El gobierno entrante podría desactivar estas preocupaciones mediante señales verificables: respeto a la autonomía artística, transparencia en los estímulos, participación efectiva de las comunidades, continuidad de los compromisos construidos con pueblos indígenas, afrocolombianos, campesinos y Rrom, y garantías para las expresiones feministas, populares, juveniles y disidentes. El pluralismo no se prueba pronunciando la palabra. Se prueba financiando también aquello que incomoda.
Paola Holguín tiene derecho a sus convicciones. Lo que no tiene es derecho a convertirlas en frontera de la ciudadanía cultural. Un ministerio democrático no está llamado a decidir cuáles colombianos representan la verdadera nación y cuáles deben ser corregidos, domesticados o tolerados como extravagancias periféricas.

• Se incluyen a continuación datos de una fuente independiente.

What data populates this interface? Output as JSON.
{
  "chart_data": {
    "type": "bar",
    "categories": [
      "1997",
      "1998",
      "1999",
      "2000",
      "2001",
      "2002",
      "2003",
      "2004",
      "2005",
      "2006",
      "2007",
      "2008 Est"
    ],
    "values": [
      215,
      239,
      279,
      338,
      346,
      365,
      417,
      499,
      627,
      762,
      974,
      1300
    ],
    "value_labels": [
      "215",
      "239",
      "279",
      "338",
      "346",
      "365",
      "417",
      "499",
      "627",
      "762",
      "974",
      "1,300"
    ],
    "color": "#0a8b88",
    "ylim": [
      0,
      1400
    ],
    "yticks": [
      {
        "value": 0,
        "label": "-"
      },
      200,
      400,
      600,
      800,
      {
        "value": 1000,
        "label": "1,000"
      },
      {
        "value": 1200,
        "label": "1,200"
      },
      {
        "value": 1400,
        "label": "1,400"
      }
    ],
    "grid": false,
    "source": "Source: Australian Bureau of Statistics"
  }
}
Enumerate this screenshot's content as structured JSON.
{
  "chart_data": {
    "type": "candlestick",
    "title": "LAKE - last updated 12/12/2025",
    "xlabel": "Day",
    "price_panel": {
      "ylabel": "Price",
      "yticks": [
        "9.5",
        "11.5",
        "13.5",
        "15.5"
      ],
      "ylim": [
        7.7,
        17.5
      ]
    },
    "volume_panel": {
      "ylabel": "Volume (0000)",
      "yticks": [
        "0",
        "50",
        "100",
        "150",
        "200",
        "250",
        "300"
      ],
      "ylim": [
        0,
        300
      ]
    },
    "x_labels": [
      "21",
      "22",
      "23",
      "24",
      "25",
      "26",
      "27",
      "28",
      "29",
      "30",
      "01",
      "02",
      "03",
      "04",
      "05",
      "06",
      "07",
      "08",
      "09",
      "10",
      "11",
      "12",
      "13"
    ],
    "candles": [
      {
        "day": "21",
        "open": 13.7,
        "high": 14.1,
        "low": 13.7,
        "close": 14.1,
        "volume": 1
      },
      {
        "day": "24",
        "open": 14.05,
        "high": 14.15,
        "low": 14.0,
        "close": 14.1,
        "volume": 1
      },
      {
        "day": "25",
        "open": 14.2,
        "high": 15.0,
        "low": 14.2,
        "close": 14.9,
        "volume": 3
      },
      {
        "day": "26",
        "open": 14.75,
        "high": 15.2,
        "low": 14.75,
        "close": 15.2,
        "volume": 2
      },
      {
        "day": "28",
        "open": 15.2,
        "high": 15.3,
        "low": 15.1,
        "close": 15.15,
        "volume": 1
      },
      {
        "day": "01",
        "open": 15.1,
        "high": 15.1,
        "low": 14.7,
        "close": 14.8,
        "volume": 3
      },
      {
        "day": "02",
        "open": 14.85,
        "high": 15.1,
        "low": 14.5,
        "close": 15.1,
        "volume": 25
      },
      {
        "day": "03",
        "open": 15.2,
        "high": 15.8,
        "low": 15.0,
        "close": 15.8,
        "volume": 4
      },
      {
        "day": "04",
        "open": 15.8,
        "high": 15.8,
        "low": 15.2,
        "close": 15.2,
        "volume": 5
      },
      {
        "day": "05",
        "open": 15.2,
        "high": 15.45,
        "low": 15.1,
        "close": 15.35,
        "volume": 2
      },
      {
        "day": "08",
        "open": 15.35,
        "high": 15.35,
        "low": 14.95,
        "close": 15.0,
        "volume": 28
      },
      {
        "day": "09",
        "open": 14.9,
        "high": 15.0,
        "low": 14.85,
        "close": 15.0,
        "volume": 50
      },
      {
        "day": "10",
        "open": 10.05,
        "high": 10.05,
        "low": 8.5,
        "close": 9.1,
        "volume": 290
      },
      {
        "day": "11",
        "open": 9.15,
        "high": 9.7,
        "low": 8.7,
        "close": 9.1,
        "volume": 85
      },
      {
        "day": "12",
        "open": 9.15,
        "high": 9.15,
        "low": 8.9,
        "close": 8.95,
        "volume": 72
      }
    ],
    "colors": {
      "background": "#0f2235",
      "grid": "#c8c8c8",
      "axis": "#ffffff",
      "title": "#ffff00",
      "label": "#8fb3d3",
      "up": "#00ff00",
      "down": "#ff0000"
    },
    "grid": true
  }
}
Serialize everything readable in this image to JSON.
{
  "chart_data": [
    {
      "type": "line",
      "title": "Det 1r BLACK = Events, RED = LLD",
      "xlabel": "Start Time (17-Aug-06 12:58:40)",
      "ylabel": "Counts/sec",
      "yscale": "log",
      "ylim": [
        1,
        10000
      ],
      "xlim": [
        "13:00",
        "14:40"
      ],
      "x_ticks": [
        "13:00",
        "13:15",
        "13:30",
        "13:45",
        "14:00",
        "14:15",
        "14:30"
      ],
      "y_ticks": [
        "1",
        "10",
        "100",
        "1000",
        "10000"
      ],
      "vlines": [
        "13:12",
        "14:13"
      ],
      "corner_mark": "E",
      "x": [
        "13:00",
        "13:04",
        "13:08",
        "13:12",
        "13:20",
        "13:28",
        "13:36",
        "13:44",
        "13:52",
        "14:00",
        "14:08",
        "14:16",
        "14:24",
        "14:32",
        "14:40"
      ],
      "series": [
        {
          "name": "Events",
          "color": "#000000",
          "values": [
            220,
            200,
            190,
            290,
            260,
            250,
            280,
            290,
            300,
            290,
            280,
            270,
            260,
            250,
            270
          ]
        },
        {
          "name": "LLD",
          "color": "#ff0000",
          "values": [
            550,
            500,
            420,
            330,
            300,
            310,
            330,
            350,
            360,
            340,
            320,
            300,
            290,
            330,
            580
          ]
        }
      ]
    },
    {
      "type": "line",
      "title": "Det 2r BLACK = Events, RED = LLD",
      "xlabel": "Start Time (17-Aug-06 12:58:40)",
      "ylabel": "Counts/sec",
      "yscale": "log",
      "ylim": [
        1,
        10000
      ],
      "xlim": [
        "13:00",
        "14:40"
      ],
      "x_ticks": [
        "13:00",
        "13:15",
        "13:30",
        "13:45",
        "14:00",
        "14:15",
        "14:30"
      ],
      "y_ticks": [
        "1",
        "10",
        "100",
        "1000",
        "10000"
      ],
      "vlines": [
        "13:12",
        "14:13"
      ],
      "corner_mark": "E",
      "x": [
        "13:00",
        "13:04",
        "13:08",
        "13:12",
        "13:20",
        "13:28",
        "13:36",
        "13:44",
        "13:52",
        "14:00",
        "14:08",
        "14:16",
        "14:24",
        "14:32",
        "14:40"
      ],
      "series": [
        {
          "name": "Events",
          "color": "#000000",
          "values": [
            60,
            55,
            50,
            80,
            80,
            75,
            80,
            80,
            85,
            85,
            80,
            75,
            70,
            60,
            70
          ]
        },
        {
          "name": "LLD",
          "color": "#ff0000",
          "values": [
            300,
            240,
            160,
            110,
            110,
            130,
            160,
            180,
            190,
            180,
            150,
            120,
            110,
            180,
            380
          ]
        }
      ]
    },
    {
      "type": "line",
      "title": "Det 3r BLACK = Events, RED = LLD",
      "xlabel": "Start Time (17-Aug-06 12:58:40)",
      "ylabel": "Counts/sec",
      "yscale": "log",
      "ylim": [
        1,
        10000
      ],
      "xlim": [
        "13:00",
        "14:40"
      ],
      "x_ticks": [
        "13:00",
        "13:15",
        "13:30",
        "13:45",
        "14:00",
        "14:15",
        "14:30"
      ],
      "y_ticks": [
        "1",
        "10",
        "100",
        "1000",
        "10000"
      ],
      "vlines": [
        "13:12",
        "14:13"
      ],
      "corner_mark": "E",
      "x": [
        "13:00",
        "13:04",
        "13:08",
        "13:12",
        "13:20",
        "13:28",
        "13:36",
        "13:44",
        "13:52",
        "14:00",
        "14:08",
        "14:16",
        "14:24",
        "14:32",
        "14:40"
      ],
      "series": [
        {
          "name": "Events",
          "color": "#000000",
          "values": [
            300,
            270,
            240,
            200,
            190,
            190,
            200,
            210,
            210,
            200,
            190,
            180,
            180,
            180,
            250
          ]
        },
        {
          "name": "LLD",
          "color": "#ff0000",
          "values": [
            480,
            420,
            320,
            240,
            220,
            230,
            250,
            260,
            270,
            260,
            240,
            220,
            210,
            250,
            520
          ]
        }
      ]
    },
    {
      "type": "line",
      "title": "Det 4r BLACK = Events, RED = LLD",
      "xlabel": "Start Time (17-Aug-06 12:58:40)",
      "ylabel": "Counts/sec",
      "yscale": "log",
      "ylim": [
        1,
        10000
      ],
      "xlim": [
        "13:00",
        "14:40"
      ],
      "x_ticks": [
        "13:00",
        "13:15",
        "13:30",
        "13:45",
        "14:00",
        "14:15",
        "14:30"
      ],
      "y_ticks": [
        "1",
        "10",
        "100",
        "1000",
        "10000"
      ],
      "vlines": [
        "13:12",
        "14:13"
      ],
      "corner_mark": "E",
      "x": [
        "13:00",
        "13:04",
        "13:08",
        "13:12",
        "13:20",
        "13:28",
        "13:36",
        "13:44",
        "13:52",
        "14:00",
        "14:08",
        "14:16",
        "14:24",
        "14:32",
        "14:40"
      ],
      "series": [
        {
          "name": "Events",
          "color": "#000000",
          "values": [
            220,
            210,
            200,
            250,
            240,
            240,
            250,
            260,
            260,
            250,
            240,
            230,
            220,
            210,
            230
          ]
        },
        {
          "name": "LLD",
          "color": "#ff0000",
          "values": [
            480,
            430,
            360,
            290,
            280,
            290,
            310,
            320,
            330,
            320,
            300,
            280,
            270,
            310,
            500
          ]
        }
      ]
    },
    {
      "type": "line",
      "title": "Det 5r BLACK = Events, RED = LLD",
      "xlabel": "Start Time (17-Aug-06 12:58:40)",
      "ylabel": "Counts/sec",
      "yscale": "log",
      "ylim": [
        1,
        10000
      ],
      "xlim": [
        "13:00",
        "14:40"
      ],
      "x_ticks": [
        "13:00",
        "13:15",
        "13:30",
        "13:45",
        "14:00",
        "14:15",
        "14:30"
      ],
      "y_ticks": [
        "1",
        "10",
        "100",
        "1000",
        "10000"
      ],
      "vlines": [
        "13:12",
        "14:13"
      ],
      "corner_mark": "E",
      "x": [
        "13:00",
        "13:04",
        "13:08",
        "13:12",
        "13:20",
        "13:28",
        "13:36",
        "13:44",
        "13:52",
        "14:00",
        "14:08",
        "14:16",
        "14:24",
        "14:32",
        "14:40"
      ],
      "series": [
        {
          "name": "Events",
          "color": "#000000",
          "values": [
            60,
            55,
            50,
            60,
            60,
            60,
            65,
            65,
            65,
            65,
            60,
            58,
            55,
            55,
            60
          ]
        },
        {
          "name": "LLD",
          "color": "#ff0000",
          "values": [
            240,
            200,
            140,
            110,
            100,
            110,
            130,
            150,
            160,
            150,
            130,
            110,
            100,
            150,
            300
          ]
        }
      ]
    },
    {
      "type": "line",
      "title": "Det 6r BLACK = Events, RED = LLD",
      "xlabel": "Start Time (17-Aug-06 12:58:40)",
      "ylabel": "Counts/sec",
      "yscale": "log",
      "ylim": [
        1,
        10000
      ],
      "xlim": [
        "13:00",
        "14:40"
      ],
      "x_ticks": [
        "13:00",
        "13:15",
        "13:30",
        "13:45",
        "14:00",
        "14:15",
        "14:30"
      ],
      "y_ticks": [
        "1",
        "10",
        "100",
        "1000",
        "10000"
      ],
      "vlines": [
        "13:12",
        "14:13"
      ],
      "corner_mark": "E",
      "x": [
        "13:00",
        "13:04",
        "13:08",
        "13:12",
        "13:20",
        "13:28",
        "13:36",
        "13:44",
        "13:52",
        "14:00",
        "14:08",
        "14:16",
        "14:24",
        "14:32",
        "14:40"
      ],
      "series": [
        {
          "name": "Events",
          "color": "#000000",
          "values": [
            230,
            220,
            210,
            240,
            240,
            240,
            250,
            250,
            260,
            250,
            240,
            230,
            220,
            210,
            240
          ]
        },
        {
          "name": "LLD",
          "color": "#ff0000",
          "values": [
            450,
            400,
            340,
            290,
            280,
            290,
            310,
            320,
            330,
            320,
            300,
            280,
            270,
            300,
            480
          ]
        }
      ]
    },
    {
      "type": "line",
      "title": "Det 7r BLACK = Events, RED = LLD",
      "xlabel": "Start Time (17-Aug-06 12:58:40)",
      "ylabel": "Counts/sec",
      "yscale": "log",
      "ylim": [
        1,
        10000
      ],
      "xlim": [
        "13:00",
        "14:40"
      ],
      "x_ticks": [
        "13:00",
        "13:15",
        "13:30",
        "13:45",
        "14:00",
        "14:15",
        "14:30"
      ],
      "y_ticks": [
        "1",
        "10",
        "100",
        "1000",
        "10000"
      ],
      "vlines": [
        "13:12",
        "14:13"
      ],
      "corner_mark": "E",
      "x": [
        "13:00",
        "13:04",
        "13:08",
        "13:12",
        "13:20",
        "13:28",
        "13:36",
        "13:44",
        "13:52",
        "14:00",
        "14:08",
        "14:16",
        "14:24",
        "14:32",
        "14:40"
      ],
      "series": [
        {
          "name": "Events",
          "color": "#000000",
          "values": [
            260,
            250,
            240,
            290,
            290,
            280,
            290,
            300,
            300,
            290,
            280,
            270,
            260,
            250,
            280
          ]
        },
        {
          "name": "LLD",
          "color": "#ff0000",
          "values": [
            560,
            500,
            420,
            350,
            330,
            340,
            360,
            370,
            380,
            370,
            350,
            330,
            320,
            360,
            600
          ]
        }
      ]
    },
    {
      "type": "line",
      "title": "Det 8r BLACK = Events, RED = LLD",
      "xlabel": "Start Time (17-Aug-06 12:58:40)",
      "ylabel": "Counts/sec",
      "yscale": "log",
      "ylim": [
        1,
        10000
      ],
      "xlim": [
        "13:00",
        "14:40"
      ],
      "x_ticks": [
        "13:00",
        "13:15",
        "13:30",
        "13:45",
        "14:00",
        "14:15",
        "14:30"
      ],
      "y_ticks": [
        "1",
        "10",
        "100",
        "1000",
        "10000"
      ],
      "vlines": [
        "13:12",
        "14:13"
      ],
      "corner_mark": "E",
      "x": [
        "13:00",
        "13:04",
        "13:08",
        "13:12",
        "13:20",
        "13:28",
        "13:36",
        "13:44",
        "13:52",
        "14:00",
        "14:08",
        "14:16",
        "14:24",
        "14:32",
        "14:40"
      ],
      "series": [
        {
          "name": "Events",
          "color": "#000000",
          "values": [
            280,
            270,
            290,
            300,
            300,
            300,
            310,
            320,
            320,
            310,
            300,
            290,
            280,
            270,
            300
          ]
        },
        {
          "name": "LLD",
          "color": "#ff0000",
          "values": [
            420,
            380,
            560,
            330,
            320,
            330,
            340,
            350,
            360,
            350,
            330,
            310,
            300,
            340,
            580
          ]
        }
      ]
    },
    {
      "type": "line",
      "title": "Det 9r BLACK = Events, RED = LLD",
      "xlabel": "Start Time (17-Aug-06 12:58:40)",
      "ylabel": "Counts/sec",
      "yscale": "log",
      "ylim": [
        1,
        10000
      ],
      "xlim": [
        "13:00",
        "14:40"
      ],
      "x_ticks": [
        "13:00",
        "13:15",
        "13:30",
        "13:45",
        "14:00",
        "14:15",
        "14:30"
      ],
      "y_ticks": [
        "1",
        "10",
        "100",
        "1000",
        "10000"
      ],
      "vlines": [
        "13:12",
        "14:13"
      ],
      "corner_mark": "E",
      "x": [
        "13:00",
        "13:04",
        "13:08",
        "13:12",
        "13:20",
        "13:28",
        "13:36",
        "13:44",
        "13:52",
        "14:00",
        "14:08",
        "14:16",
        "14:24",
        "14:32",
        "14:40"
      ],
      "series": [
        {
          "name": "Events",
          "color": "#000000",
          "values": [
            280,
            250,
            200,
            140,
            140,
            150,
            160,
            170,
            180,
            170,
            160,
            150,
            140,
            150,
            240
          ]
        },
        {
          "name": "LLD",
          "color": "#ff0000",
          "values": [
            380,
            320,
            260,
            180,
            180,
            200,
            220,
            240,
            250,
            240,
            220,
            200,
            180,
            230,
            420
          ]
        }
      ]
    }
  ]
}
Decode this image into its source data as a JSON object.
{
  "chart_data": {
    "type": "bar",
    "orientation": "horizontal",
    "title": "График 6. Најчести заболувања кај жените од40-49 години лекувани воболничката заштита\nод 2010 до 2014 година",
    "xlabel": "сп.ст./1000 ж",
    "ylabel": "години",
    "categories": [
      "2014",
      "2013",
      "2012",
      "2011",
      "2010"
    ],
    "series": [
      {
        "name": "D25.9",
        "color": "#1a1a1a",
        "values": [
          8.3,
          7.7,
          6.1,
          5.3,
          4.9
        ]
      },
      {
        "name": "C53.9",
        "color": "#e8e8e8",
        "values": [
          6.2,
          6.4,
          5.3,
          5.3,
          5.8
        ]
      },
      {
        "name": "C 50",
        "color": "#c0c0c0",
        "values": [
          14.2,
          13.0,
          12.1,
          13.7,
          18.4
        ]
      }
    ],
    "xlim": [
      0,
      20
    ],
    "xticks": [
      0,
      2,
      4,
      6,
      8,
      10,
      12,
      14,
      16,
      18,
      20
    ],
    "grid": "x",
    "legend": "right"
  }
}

Quizá la futura ministra logre sorprender al país y comprenda que dirigir las culturas exige algo más difícil que ganar una batalla: aprender a convivir con aquello que no se desea derrotar. Lastimosamente, creo que sucederá lo contrario, viviremos en una obra distópica de persecución de la diferencia. Le espera al país una larga noche, un periplo por sobrevivir plurales. Pasaremos de las culturas a la cultura, pasaremos al singular, a la mas aburrida singularización de la vida.